Rapport moral 2011 de la Fédurok
Lundi 30 Avril 2012

Le Rapport Moral de l'année 2006 a été présenté aux adhérents par le président de la Fédurok, Sébastien Cornu, à l'Assemblée Générale des 19 et 20 mars 2012. L'AG se tenait au Fil à Saint Etienne.


"L'assemblée générale de la Fédurok réunie à Saint-Etienne doit marquer une nouvelle étape importante pour notre fédération, en entérinant les axes d'un projet fédéral commun avec la Fédération des Scènes de Jazz et de musiques improvisés.

Nous remercions chaleureusement le FIL de nous accueillir pour cette occasion. Le FIL qui nous semble incarner cet engagement symbolique dans la coopération. En effet, c'est un collectif d'acteurs culturels réuni au sein de La Limace qui s'est constitué en 2006 pour gérer la scène de musiques actuelles. Ils ont ainsi inauguré à Saint-Etienne de multiples coopérations avec la reprise d'un cinéma par une société coopérative d'intérêt collectif, la constitution d'une fédération de producteurs indépendants pour distribuer équitablement les oeuvres, la création d'un café-lecture associatif, la constitution d'un groupement d'employeurs, et enfin la formalisation en 2010 d'une grappe d'entreprises créatives et solidaires "Culture & Coopération".

Gageons que cet esprit solidaire de création et de développement inspire le rapprochement de nos organisations, et symbolise la portée et la philosophie d'une coopération renforcée entre les acteurs culturels et leur nécessité à s'engager dans des actions coordonnées sur les territoires.

Plus prosaïquement, nos conseils d'administration, celui de la Fédurok et celui de la FSJ, ont construit un cheminement qui vous associe autant que possible. Un premier séminaire en janvier 2011 a permis de partager la démarche, soulever les interrogations et analyser les freins. Nous avons alors voté les principes de rapprochement en assemblée générale à Rouen en juillet dernier. Depuis un groupe de travail s’est formalisé pour élaborer les bases du projet fédéral commun qui est soumis à votre acceptation lors de cette assemblée générale. Les deux CA et équipes élaborent depuis janvier 2012 un processus de préfiguration qui doit nous permettre d’aller vers une structuration commune.

Notre évolution structurelle mobilise beaucoup de temps et d'énergie sans toutefois réduire la dynamique forte qui anime notre fédération. En effet, l'ensemble des chantiers se poursuit et les axes stratégiques que nous développons depuis bien des années se solidifient. Ceci grâce à la mobilisation et la compétence de notre équipe salariée et du conseil d'administration. Qu'ils en soient ici remerciés.

En 2011, nous avons corrigé la stratégie de développement informatique de GIMIC en cours de déploiement aujourd'hui, et préparé la transformation d’iCoop en Société Coopérative d’intérêt Collectif. Son projet opérationnel s'axe principalement sur l’OPP et l’accompagnement des acteurs dans leur structuration d’entreprise et territoriale. C’est ainsi que désormais de nouveaux partenaires et futurs « coopérateurs » sont amenés à nous rejoindre dans Icoop.

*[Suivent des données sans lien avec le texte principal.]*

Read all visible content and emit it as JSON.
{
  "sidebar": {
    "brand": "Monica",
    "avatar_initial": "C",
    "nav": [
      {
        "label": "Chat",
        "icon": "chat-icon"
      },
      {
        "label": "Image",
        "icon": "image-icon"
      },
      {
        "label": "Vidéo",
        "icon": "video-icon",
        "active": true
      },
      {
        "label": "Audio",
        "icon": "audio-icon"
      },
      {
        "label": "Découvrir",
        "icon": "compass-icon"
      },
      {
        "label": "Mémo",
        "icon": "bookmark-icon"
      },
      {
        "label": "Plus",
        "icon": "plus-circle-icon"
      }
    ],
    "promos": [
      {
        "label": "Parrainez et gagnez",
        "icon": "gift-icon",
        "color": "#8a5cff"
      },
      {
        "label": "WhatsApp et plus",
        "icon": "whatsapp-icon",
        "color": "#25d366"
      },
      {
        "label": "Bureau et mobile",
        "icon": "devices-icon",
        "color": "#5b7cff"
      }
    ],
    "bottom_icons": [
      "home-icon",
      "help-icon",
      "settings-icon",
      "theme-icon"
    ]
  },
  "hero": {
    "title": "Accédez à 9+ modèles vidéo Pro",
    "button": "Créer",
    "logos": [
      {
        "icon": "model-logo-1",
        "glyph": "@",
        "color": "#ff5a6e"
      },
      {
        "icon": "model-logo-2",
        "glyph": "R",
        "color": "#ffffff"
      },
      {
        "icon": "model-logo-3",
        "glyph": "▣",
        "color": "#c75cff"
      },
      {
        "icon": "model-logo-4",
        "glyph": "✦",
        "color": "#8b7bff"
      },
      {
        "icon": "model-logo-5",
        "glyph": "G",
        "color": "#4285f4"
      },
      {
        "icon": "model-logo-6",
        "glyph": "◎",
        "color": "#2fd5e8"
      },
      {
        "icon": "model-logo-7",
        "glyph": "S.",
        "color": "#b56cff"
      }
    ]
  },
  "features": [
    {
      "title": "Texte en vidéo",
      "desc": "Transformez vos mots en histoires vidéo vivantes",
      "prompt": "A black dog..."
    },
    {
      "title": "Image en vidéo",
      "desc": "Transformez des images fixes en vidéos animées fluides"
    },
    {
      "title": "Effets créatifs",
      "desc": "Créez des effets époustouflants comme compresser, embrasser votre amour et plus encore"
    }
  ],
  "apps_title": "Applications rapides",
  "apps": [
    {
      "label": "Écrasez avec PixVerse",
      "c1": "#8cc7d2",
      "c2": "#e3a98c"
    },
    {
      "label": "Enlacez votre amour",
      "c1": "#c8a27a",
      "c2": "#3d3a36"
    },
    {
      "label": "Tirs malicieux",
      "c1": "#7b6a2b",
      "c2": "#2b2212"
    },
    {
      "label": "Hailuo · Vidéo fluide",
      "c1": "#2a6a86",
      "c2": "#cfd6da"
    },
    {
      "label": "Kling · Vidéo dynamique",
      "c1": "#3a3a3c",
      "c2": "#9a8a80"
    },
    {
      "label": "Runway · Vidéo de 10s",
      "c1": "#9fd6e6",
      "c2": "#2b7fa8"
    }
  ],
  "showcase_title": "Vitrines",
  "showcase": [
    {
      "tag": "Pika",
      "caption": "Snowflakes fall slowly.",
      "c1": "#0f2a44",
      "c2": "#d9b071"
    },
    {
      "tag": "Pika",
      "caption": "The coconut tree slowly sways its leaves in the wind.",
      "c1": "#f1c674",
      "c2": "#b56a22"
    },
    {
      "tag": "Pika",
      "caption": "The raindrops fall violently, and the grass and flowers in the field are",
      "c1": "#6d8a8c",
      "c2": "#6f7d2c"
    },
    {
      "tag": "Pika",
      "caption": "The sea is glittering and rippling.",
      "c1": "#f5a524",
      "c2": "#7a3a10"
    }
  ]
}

Parmi eux, le réseau européen Live DMA, qui ouvre un chantier sur l’observation porté par la France, le Danemark et les Pays-Bas afin de décliner une méthode, un outil et des capacités d’analyse à l’ensemble des pays membres de ce réseau.

Live DMA se structure plus fortement. Après une existence par le biais du portage technique de la Fédurok avec cette année l’installation d’un bureau à Lille, une Assemblée Générale constituante début mai à Aarhus au Danemark doit lui donner une personnalité juridique.

La coordination technique et politique du réseau doit pouvoir être assurée par la Fédurok pour une période d’encore environ deux ans. L’investissement que nous y consacrons permet non seulement de maintenir la confiance des fondateurs mais provoque aussi l’arrivée de nouveaux avec l’entrée prochaine de l'Allemagne, la mise en place de projets tels que MUSICATION financé au titre du programme Léonardo – Formation tout au long de la vie, et le soutien spécifique du Ministère de la Culture & de la Communication.

Notre engagement à l'échelle européenne est fondamental pour l'avenir de nos structures et de la filière dans son ensemble. Il ne résout pas nos problématiques spécifiques à court terme, mais il nous permet d’anticiper les recompositions futures, économiques, politiques et en particulier territoriales. C’est ce que nous pourrons analyser à l’occasion de nos prochaines rencontres à Belfort et à Montbéliard qui se tiendront fin juin.

En ces temps d'évolutions fortes de la filière, nous n'avons de cesse de rappeler les principes qui doivent gouverner les politiques publiques, comme par exemple à l'occasion de la mission de préfiguration du Centre National de la Musique. L'opportunité de nouvelles ressources fiscales à redistribuer ne doit pas masquer les enjeux d’intérêt général que recouvrent ceux de la diversité, de l'équité territoriale et d’une nécessaire régulation de la filière permettant de soutenir les initiatives indépendantes.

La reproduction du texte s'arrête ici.